Hello, I have a case open for a similar problem: 00414963 You can check it for further details. My problem doesn't involve VLAN, but a rh cluster where I have 7 services, and 5 with an IP associated (so 5 ip alias defined). When I run shutdown -r with all the services running I have a panic with screeshot I'm going to attach. If I manually stop the services and then shutdown all goes well without panic. It seems that kernel-2.6.18-243.el5 solves it for me too.
Created attachment 478208 [details] panic on shutdown rh el 5.6 cluster with 5 ip alias defined on 5 services
*** Bug 679499 has been marked as a duplicate of this bug. ***
*** Bug 689759 has been marked as a duplicate of this bug. ***
As this problem is understood and a fix is available, when can we expect a z-stream release?
Martin, very soon: https://bugzilla.redhat.com/show_bug.cgi?id=675664
Technical note added. If any revisions are required, please edit the "Technical Notes" field accordingly. All revisions will be proofread by the Engineering Content Services team. New Contents: A bug was discovered in the bonding driver that occurred when using netpoll and changing, adding or removing slaves from a bond. The misuse of a per-cpu flag in the bonding driver during these operations at the wrong time could lead to the detection of an invalid state in the bonding driver, triggering kernel panic. With this update, the use of the aforementioned per-cpu flag has been corrected and a kernel panic no longer occurs.
Reproduced in 2.6.18-241.el5 and verified in 2.6.18-243.el5.

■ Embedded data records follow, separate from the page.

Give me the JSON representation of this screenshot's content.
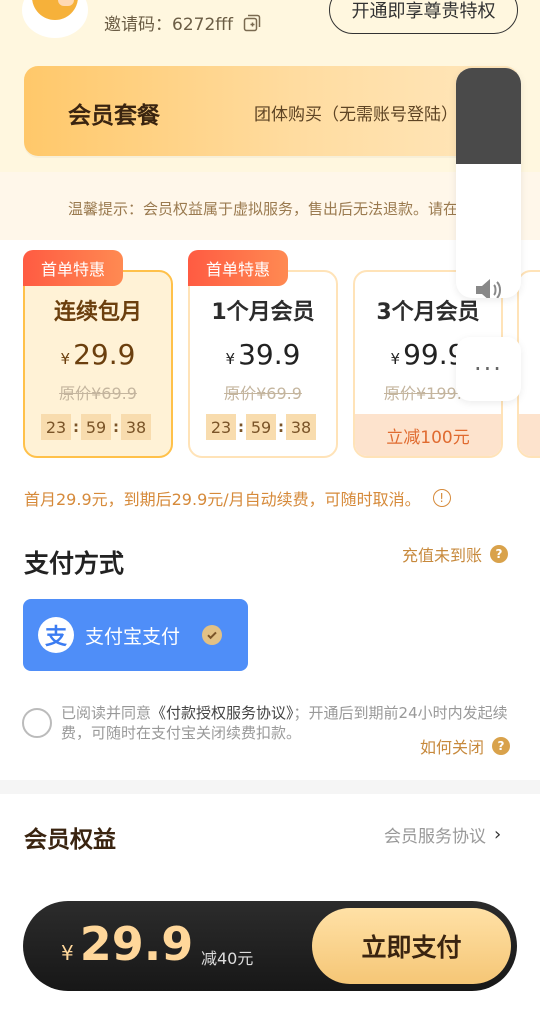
{
  "header": {
    "invite_code": "邀请码：6272fff",
    "vip_button": "开通即享尊贵特权"
  },
  "package": {
    "title": "会员套餐",
    "group_buy": "团体购买（无需账号登陆）",
    "chevron": "›"
  },
  "notice": {
    "text": "温馨提示：会员权益属于虚拟服务，售出后无法退款。请在"
  },
  "plans": [
    {
      "badge": "首单特惠",
      "name": "连续包月",
      "yen": "¥",
      "price": "29.9",
      "original": "原价¥69.9",
      "timer": [
        "23",
        "59",
        "38"
      ],
      "selected": true
    },
    {
      "badge": "首单特惠",
      "name": "1个月会员",
      "yen": "¥",
      "price": "39.9",
      "original": "原价¥69.9",
      "timer": [
        "23",
        "59",
        "38"
      ],
      "selected": false
    },
    {
      "name": "3个月会员",
      "yen": "¥",
      "price": "99.9",
      "original": "原价¥199.9",
      "discount": "立减100元",
      "selected": false
    }
  ],
  "renew_note": "首月29.9元，到期后29.9元/月自动续费，可随时取消。",
  "payment": {
    "title": "支付方式",
    "recharge_link": "充值未到账",
    "alipay_logo": "支",
    "alipay_label": "支付宝支付"
  },
  "agreement": {
    "prefix": "已阅读并同意",
    "link": "《付款授权服务协议》",
    "suffix": "；开通后到期前24小时内发起续费，可随时在支付宝关闭续费扣款。",
    "how_close": "如何关闭"
  },
  "benefits": {
    "title": "会员权益",
    "agreement_link": "会员服务协议",
    "chevron": "›"
  },
  "paybar": {
    "yen": "¥",
    "price": "29.9",
    "off": "减40元",
    "pay_now": "立即支付"
  },
  "float": {
    "more": "···"
  },
  "icons": {
    "info": "!",
    "question": "?",
    "colon": ":"
  },
  "colors": {
    "accent": "#ffc14a",
    "alipay": "#4f8ef8",
    "badge": "#ff5b42",
    "discount_text": "#e06b30",
    "link": "#c7893c"
  }
}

An advisory has been issued which should help the problem described in this bug report. This report is therefore being closed with a resolution of ERRATA. For more information on therefore solution and/or where to find the updated files, please follow the link below. You may reopen this bug report if the solution does not work for you. http://rhn.redhat.com/errata/RHSA-2011-1065.html
*** Bug 725849 has been marked as a duplicate of this bug. ***